Nessuna delle persone che io conosco e che stimo ha mai amato questa palude, per l'ovvia disinteresse nei confronti di chi si troveranno di fronte gli studenti e per l'immobilità a cui costringe il personale, ma ci hanno costretti a esserne risucchiati (per quanto mi riguarda, ormai sono dieci anni, e sono tra i meno sfortunati). Ora noi docenti ci troviamo nelle condizioni di affrontare, all'improvviso, un concorso per posti che non si sa dove siano (perché non si immettono di ruolo le prime persone in graduatoria?) e non si sa quando verranno effettivamente assegnati. Ovvero: ci troviamo immersi in una macchina infernale, in un concorsificio permanente che forse anestetizza o droga coloro che senza colpa sono in fondo a una graduatoria e che non hanno quasi mai messo piede a scuola, ma soprattutto tiene noi, che per sorte o per merito a scuola andiamo ogni giorno, in continua tensione per qualcosa che non ha fondamento e non può trovare esito positivo in tempi ragionevoli.

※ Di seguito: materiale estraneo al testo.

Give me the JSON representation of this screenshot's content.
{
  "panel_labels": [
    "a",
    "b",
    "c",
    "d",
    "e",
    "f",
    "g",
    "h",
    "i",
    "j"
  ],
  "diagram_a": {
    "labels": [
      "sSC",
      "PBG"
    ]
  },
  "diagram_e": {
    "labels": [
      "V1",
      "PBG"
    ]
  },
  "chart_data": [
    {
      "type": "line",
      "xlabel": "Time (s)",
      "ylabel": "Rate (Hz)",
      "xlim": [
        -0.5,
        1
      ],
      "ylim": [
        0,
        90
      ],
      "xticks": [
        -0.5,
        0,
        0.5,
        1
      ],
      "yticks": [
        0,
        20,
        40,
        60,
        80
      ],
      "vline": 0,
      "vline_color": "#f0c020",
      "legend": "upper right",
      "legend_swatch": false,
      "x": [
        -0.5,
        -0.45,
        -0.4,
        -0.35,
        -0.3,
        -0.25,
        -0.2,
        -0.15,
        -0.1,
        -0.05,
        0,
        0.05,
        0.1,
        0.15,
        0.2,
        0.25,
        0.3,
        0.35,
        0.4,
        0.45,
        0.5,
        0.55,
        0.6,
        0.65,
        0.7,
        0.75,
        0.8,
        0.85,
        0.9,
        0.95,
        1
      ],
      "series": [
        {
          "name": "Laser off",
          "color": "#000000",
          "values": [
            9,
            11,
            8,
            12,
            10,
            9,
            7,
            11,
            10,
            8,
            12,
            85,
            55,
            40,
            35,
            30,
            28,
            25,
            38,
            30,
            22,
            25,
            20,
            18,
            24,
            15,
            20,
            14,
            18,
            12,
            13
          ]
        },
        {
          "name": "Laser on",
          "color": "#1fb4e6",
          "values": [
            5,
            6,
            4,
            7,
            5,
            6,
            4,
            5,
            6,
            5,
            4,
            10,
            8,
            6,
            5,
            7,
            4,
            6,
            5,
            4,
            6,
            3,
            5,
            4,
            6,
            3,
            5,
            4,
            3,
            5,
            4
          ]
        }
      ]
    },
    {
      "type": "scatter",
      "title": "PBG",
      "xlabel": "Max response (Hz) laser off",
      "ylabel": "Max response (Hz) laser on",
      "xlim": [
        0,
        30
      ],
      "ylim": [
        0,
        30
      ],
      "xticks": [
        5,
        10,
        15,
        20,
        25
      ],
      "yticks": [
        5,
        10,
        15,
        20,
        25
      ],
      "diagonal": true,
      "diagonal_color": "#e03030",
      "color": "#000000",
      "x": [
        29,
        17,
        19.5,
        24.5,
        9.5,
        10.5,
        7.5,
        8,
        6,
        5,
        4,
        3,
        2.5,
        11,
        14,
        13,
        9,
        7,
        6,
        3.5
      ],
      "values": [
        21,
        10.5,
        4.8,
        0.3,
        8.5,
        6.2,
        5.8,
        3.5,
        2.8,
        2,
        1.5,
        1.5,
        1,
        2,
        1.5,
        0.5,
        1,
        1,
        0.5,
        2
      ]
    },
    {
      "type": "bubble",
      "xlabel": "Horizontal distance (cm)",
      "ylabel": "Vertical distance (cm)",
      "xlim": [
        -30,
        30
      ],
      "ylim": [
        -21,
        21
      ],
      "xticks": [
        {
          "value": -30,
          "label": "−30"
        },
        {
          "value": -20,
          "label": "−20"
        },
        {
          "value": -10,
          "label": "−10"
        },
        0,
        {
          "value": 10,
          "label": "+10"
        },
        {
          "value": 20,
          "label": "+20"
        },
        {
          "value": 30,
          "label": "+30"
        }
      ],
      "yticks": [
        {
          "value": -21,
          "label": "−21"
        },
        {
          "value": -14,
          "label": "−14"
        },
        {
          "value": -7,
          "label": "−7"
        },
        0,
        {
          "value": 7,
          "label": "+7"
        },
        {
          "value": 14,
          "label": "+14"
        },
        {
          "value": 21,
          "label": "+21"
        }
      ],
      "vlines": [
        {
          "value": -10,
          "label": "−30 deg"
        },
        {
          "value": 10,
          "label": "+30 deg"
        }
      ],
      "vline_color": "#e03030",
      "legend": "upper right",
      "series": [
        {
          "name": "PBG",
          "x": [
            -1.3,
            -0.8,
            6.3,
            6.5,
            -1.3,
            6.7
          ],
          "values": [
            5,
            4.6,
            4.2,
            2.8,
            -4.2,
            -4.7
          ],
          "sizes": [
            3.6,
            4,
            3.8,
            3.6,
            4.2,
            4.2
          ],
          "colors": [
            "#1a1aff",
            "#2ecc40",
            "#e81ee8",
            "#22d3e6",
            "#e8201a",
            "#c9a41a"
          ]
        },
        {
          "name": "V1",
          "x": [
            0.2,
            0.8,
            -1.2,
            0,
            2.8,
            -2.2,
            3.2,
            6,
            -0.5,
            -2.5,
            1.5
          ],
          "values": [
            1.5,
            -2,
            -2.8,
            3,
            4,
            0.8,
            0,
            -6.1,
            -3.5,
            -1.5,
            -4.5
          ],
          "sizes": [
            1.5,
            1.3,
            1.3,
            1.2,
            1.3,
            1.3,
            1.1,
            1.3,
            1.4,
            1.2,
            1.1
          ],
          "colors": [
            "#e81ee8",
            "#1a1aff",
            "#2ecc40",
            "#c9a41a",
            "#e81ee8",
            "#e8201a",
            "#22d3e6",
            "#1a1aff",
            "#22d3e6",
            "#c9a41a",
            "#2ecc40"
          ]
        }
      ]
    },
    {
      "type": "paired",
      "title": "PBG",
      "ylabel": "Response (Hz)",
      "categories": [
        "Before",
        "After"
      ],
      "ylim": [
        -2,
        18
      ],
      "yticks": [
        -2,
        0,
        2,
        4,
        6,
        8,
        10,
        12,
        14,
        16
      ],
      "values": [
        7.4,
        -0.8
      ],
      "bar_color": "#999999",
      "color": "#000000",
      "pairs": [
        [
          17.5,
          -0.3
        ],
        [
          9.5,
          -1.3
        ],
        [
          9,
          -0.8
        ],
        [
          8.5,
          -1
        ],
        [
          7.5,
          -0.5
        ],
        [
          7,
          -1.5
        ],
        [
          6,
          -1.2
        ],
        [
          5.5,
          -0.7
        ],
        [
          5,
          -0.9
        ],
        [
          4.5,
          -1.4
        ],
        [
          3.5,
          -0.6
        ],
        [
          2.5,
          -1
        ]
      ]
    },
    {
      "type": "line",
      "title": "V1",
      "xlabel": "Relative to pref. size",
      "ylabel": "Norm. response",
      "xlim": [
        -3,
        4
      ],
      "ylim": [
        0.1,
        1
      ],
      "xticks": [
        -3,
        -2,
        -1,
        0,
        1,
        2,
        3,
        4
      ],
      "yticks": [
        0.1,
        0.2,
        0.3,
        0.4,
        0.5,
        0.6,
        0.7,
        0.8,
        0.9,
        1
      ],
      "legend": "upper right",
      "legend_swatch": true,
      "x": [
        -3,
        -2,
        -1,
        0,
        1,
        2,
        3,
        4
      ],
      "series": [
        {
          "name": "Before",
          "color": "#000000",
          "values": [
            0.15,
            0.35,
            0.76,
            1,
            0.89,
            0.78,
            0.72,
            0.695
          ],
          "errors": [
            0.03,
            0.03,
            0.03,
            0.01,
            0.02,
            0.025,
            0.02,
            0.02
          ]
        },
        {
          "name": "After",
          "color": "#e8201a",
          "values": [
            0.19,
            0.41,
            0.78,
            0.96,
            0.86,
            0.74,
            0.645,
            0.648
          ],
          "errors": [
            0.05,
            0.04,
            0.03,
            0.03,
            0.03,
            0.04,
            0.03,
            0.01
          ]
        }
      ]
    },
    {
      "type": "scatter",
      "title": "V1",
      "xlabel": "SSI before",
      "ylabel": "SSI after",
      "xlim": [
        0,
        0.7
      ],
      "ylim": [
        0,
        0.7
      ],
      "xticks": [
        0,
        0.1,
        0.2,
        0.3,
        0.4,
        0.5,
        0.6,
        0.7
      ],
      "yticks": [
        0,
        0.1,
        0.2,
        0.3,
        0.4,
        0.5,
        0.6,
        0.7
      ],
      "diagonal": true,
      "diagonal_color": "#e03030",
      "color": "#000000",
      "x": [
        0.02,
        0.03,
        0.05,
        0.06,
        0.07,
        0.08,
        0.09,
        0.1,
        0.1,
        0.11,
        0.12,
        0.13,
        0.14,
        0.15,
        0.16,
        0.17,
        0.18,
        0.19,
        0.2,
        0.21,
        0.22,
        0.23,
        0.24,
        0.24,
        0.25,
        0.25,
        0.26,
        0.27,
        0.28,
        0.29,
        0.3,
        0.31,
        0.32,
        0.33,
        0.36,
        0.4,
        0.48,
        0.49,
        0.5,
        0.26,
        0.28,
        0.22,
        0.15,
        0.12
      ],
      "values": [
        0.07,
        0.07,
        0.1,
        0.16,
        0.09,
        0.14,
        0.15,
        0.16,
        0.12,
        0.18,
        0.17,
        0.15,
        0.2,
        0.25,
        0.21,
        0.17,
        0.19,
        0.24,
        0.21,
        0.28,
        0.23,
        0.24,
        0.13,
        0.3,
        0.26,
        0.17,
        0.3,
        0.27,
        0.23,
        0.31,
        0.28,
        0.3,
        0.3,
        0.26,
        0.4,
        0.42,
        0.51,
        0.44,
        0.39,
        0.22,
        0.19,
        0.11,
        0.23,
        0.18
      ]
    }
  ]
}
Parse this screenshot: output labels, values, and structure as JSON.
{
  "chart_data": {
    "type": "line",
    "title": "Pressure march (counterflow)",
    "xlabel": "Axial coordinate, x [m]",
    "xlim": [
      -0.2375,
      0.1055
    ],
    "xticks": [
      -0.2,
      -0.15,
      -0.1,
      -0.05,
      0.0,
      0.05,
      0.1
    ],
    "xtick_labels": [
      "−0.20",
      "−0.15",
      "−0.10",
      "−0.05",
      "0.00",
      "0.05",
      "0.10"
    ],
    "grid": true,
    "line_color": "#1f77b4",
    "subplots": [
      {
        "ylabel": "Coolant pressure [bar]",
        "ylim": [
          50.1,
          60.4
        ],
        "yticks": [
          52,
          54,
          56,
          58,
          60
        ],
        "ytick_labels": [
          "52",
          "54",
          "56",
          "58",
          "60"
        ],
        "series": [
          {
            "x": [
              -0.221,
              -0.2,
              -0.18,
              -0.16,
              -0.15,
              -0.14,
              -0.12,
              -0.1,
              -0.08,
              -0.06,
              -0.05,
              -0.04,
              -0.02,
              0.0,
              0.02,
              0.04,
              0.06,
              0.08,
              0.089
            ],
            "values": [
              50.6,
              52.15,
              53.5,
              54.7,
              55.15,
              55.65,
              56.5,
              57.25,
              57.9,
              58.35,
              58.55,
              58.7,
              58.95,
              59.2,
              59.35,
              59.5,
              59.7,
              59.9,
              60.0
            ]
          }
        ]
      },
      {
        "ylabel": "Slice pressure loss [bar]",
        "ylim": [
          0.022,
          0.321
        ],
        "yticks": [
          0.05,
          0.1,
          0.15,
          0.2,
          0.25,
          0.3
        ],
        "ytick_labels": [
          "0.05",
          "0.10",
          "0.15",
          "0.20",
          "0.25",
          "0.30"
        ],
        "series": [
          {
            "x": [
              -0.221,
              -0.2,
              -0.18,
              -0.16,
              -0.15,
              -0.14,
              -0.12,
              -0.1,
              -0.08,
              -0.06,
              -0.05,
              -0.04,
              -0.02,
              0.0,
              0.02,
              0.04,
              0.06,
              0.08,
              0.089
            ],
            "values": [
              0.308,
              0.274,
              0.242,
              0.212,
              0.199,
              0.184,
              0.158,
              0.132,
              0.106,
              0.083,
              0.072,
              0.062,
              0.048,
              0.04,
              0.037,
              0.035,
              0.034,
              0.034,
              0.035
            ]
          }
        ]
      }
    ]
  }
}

Su quali basi un funzionario pubblico in un governo tecnico, insediatosi per un tempo breve per rimediare ai problemi in atto e chiaramente senza nessuna possibilità di programmazione a lunga scadenza, su quali basi una persona che a noi docenti chiede il sacrificio di lavorare gratis per sei ore frontali in più (che significano almeno altrettante ore di lavoro a casa) ci sottopone a questa macelleria sociale? E un professionista, un laureato (le lauree fanno parte del sistema di istruzione che lei gestisce, Prof. Profumo, dovete decidere se vi servono i grandi numeri o la selezione e la qualità), una persona che lavora tutti i giorni per un misero stipendio e pur con le penalizzazioni economiche dei liberi professionisti, una persona che si coltiva giorno dopo giorno... come dovrebbe affrontare una persona un concorso che ha tutta l'aria di essere una roulette russa, compiti per cui i commissari che correggono le prove (si presume di un certo impegno - e comunque di impegno inconsueto) vengono pagati 50 centesimi a compito e, per di più, con criteri di valutazione che le singole commissioni possono adattarsi a proprio genio?